Does the mRNA vaccination regimen turn the human immune system on itself, causing autoimmunity? Does it stunt the developing immune system of children, for which exposure to pathogens, COVID-19 included, is a learning experience that lasts a lifetime? Is it actually prolonging the pandemic?

Those are issues for another article. For this research, I read OpenVaers.com filings on child vaccine deaths. Here is a selection:

  • A Georgia boy, 16, who suffered “headache and gastric upset over 2 days following second dose. Then felt fine. Found the following day dead in bed.”
  • A Texas girl, 8, who suffered multi-system inflammatory disease seventy days post-vaccination, with carditis in her heart and inflammation in the intestines, lungs, skin and liver. Her belly distended and lungs filled with fluid, and she went to ICU. “Her heart stopped beating right there.”
  • A Wisconsin girl, 16, suffered heart failure and pulmonary embolism nine days after her second dose; she died two days later, with an oral contraceptive possibly contributing.
  • A Colorado boy, 15, died of heart failure one day after his first dose.
  • A Florida boy, 1 year old, suffered “increased body temperature, seizure, death” two days after his first dose.
  • An Iowa girl, 5, who had an unspecified “complex” medical history, stayed overnight in a hospital as a precaution after the first dose. Two days later, “she was found pulseless and not breathing” at home.

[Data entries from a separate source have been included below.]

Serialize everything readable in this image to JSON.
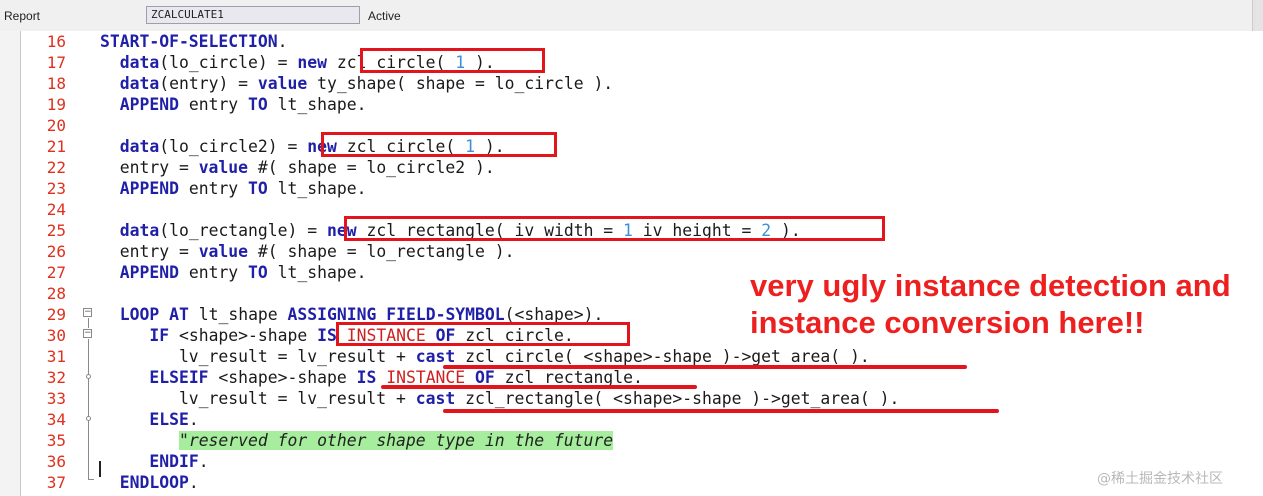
{
  "header": {
    "type_label": "Report",
    "program_name": "ZCALCULATE1",
    "status": "Active"
  },
  "colors": {
    "line_numbers": "#e0301e",
    "keywords": "#1f1fa8",
    "numbers": "#3c8fd6",
    "highlight_box": "#e2151c",
    "comment_bg": "#a6ee9e",
    "annotation": "#ee1f1f"
  },
  "lines": [
    {
      "num": "16",
      "code": "START-OF-SELECTION."
    },
    {
      "num": "17",
      "code": "  data(lo_circle) = new zcl_circle( 1 )."
    },
    {
      "num": "18",
      "code": "  data(entry) = value ty_shape( shape = lo_circle )."
    },
    {
      "num": "19",
      "code": "  APPEND entry TO lt_shape."
    },
    {
      "num": "20",
      "code": ""
    },
    {
      "num": "21",
      "code": "  data(lo_circle2) = new zcl_circle( 1 )."
    },
    {
      "num": "22",
      "code": "  entry = value #( shape = lo_circle2 )."
    },
    {
      "num": "23",
      "code": "  APPEND entry TO lt_shape."
    },
    {
      "num": "24",
      "code": ""
    },
    {
      "num": "25",
      "code": "  data(lo_rectangle) = new zcl_rectangle( iv_width = 1 iv_height = 2 )."
    },
    {
      "num": "26",
      "code": "  entry = value #( shape = lo_rectangle )."
    },
    {
      "num": "27",
      "code": "  APPEND entry TO lt_shape."
    },
    {
      "num": "28",
      "code": ""
    },
    {
      "num": "29",
      "code": "  LOOP AT lt_shape ASSIGNING FIELD-SYMBOL(<shape>)."
    },
    {
      "num": "30",
      "code": "     IF <shape>-shape IS INSTANCE OF zcl_circle."
    },
    {
      "num": "31",
      "code": "        lv_result = lv_result + cast zcl_circle( <shape>-shape )->get_area( )."
    },
    {
      "num": "32",
      "code": "     ELSEIF <shape>-shape IS INSTANCE OF zcl_rectangle."
    },
    {
      "num": "33",
      "code": "        lv_result = lv_result + cast zcl_rectangle( <shape>-shape )->get_area( )."
    },
    {
      "num": "34",
      "code": "     ELSE."
    },
    {
      "num": "35",
      "code": "        \"reserved for other shape type in the future"
    },
    {
      "num": "36",
      "code": "     ENDIF."
    },
    {
      "num": "37",
      "code": "  ENDLOOP."
    }
  ],
  "annotation": {
    "line1": "very ugly instance detection and",
    "line2": "instance conversion here!!"
  },
  "watermark": "@稀土掘金技术社区"
}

Deaths like this are seldom reported in the popular press, not even to explore the question of potential vaccine harm. Instead, censorship and relentless pro-vaccine messaging suppress necessary information.

That’s why I write this article. It may be tagged “misinformation.” It will keep me firmly among the banished of mainstream journalism.

After reading the studies cited here and many more beyond, I’m fine with that.

Think long, weigh the evidence and seek out good information.